1. ## Water Jug Problem

You take a 17 quart jug and a 12 quart jug to a stream, but you want to bring 8 quarts of water back. How do you do it?

Attempt at a solution

I used Bezout's Identity for this:

8 = 17x + 12y

However, the GCD of (12, 17) is 1. So:

1 = 17x' + 12y'

Using Bezout's Identity, I get:

x' = 5, y = -7

Therefore, x = 40, y = -56.

According to this result, I have to fill the 17 quart jug 40 times and pour into the 12 quart jug 56 times. That seems pretty excessive. Can anyone tell me what I'm doing wrong?

2. Originally Posted by My Little Pony
You take a 17 quart jug and a 12 quart jug to a stream, but you want to bring 8 quarts of water back. How do you do it?

Attempt at a solution

I used Bezout's Identity for this:

8 = 17x + 12y

However, the GCD of (12, 17) is 1. So:

1 = 17x' + 12y'

Using Bezout's Identity, I get:

x' = 5, y = -7

Therefore, x = 40, y = -56.

According to this result, I have to fill the 17 quart jug 40 times and pour into the 12 quart jug 56 times. That seems pretty excessive. Can anyone tell me what I'm doing wrong?
Notice that $-56\equiv 12 \pmod{17}$. This means you can get to 8 by filling the smaller jug 12 times from the river total. See here for a more elementary working of a similar problem.

3. Originally Posted by undefined
Notice that $-56\equiv 12 \pmod{17}$.

17 does not divide -44?

4. Ah, excuse my previous post.

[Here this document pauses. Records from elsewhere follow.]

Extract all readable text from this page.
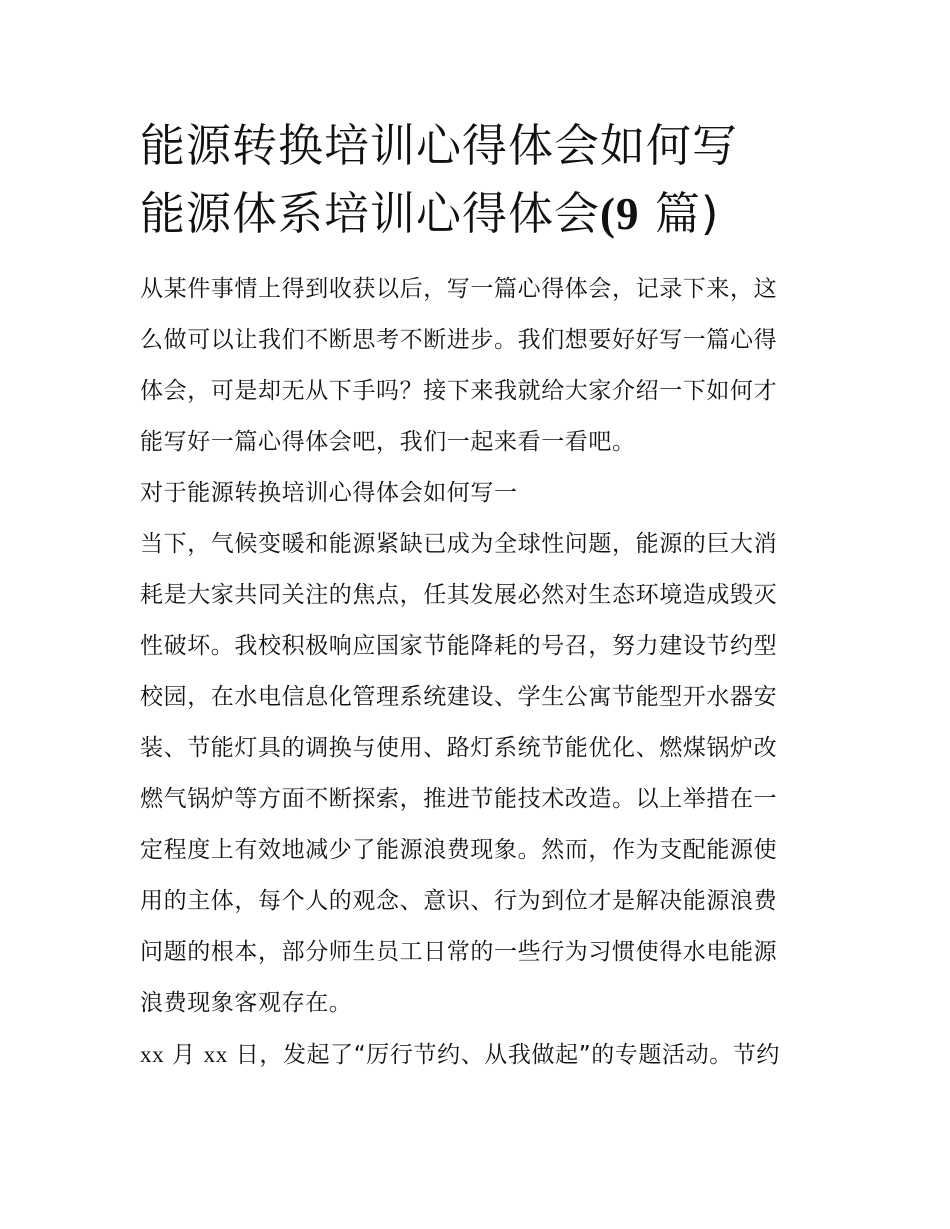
能源转换培训心得体会如何写
能源体系培训心得体会(9 篇)

从某件事情上得到收获以后，写一篇心得体会，记录下来，这

么做可以让我们不断思考不断进步。我们想要好好写一篇心得

体会，可是却无从下手吗？接下来我就给大家介绍一下如何才

能写好一篇心得体会吧，我们一起来看一看吧。

对于能源转换培训心得体会如何写一

当下，气候变暖和能源紧缺已成为全球性问题，能源的巨大消

耗是大家共同关注的焦点，任其发展必然对生态环境造成毁灭

性破坏。我校积极响应国家节能降耗的号召，努力建设节约型

校园，在水电信息化管理系统建设、学生公寓节能型开水器安

装、节能灯具的调换与使用、路灯系统节能优化、燃煤锅炉改

燃气锅炉等方面不断探索，推进节能技术改造。以上举措在一

定程度上有效地减少了能源浪费现象。然而，作为支配能源使

用的主体，每个人的观念、意识、行为到位才是解决能源浪费

问题的根本，部分师生员工日常的一些行为习惯使得水电能源

浪费现象客观存在。

xx 月 xx 日，发起了“厉行节约、从我做起”的专题活动。节约
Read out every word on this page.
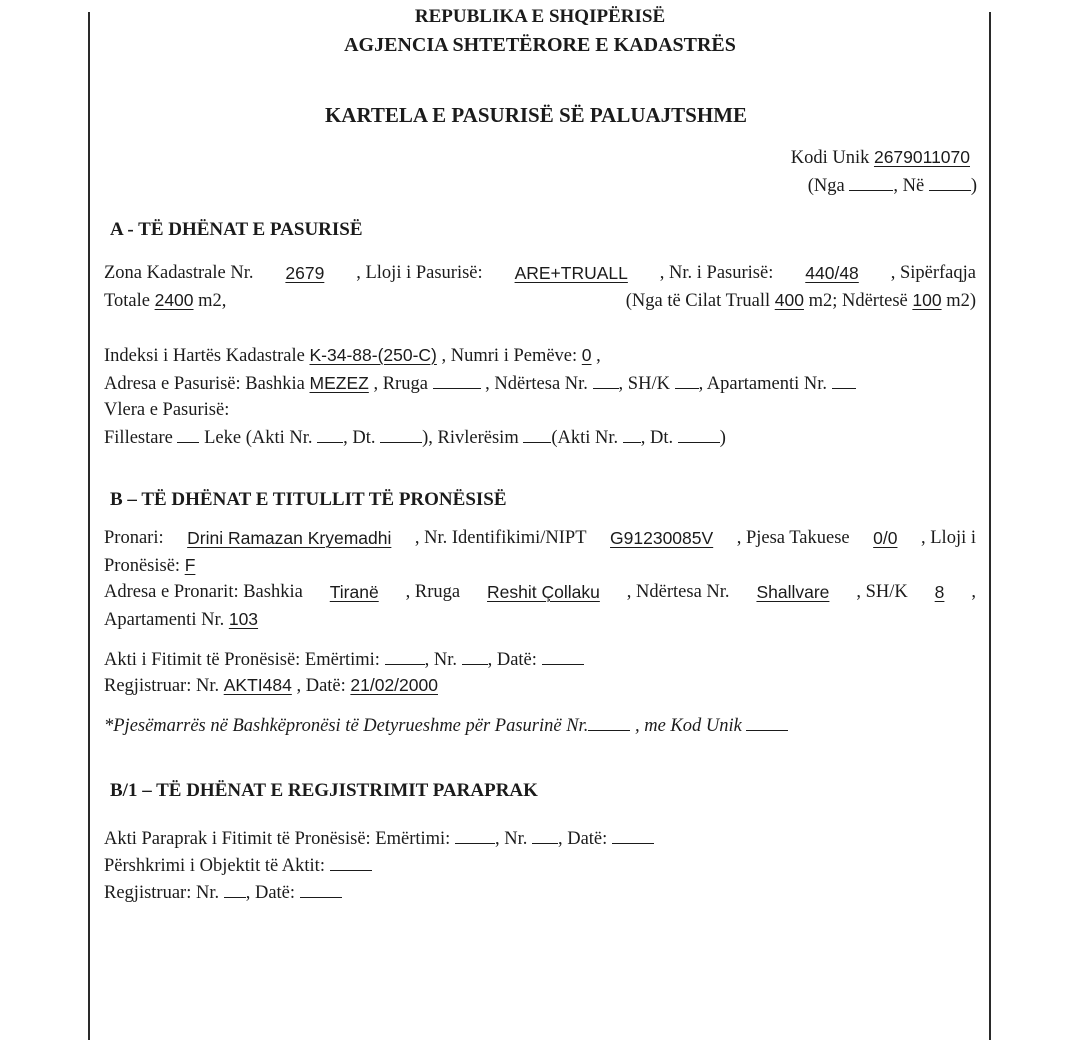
REPUBLIKA E SHQIPËRISË
AGJENCIA SHTETËRORE E KADASTRËS
KARTELA E PASURISË SË PALUAJTSHME
Kodi Unik 2679011070
(Nga	, Në	)
A - TË DHËNAT E PASURISË
Zona Kadastrale Nr. 2679 , Lloji i Pasurisë: ARE+TRUALL , Nr. i Pasurisë: 440/48 , Sipërfaqja
Totale 2400 m2,	(Nga të Cilat Truall 400 m2; Ndërtesë 100 m2)
Indeksi i Hartës Kadastrale K-34-88-(250-C) , Numri i Pemëve: 0 ,
Adresa e Pasurisë: Bashkia MEZEZ , Rruga	, Ndërtesa Nr. , SH/K , Apartamenti Nr.
Vlera e Pasurisë:
Fillestare Leke (Akti Nr. , Dt.	), Rivlerësim (Akti Nr. , Dt.	)
B – TË DHËNAT E TITULLIT TË PRONËSISË
Pronari: Drini Ramazan Kryemadhi , Nr. Identifikimi/NIPT G91230085V , Pjesa Takuese 0/0 , Lloji i
Pronësisë: F
Adresa e Pronarit: Bashkia Tiranë , Rruga Reshit Çollaku , Ndërtesa Nr. Shallvare , SH/K 8 ,
Apartamenti Nr. 103
Akti i Fitimit të Pronësisë: Emërtimi: , Nr. , Datë:
Regjistruar: Nr. AKTI484 , Datë: 21/02/2000
*Pjesëmarrës në Bashkëpronësi të Detyrueshme për Pasurinë Nr.	, me Kod Unik
B/1 – TË DHËNAT E REGJISTRIMIT PARAPRAK
Akti Paraprak i Fitimit të Pronësisë: Emërtimi: , Nr. , Datë:
Përshkrimi i Objektit të Aktit:
Regjistruar: Nr. , Datë:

I am an idiot.

5. Originally Posted by undefined
Notice that $-56\equiv 12 \pmod{17}$. This means you can get to 8 by filling the smaller jug 12 times from the river total.
I am confused however, as to how you came to this conclusion.

6. Originally Posted by My Little Pony
I am confused however, as to how you came to this conclusion.
Your solution to Bezout's was of course correct, 5*17 - 7*12 = 1.

Look at it as $-7 \cdot 12 \equiv 1 \pmod{17}$ which for our purposes we can rewrite $10 \cdot 12 \equiv 1 \pmod{17}$. This means if we fill the small jug 10 times and empty everything into the large jug (we will have to empty the large jug 7 times in the process) we will be left with 1 quart left in the large jug. Similar holds for any other positive integers a and b where b < 17 and $a\cdot12\equiv b\pmod{17}$ -- a is the number of times we fill the small jug, and b is the target.

And for completeness, $10 \cdot 12 \equiv 1 \pmod{17} \implies 80\cdot12 \equiv 12\cdot12 \equiv 8\pmod{17}$.

Alternatively, $-7 \cdot 12 \equiv 1 \pmod{17} \implies -56 \cdot 12 \equiv 12\cdot12\equiv8\pmod{17}$.

7. Probably should have mentioned that we can also fill the large jug and empty into the small jug, in which case we need to fill it 4 times since $40\equiv4\pmod{12}$.

Note that 4*17 - 5*12 = 8.

Might have reduced confusion if I'd mentioned this at the beginning, however my mindset was of filling the smaller jug because of the other thread I referenced.

8. One last observation. Note that since gcd(12,17) = 1 Bezout's identity gives us the modular inverse of 12 (mod 17) and the modular inverse of 17 (mod 12).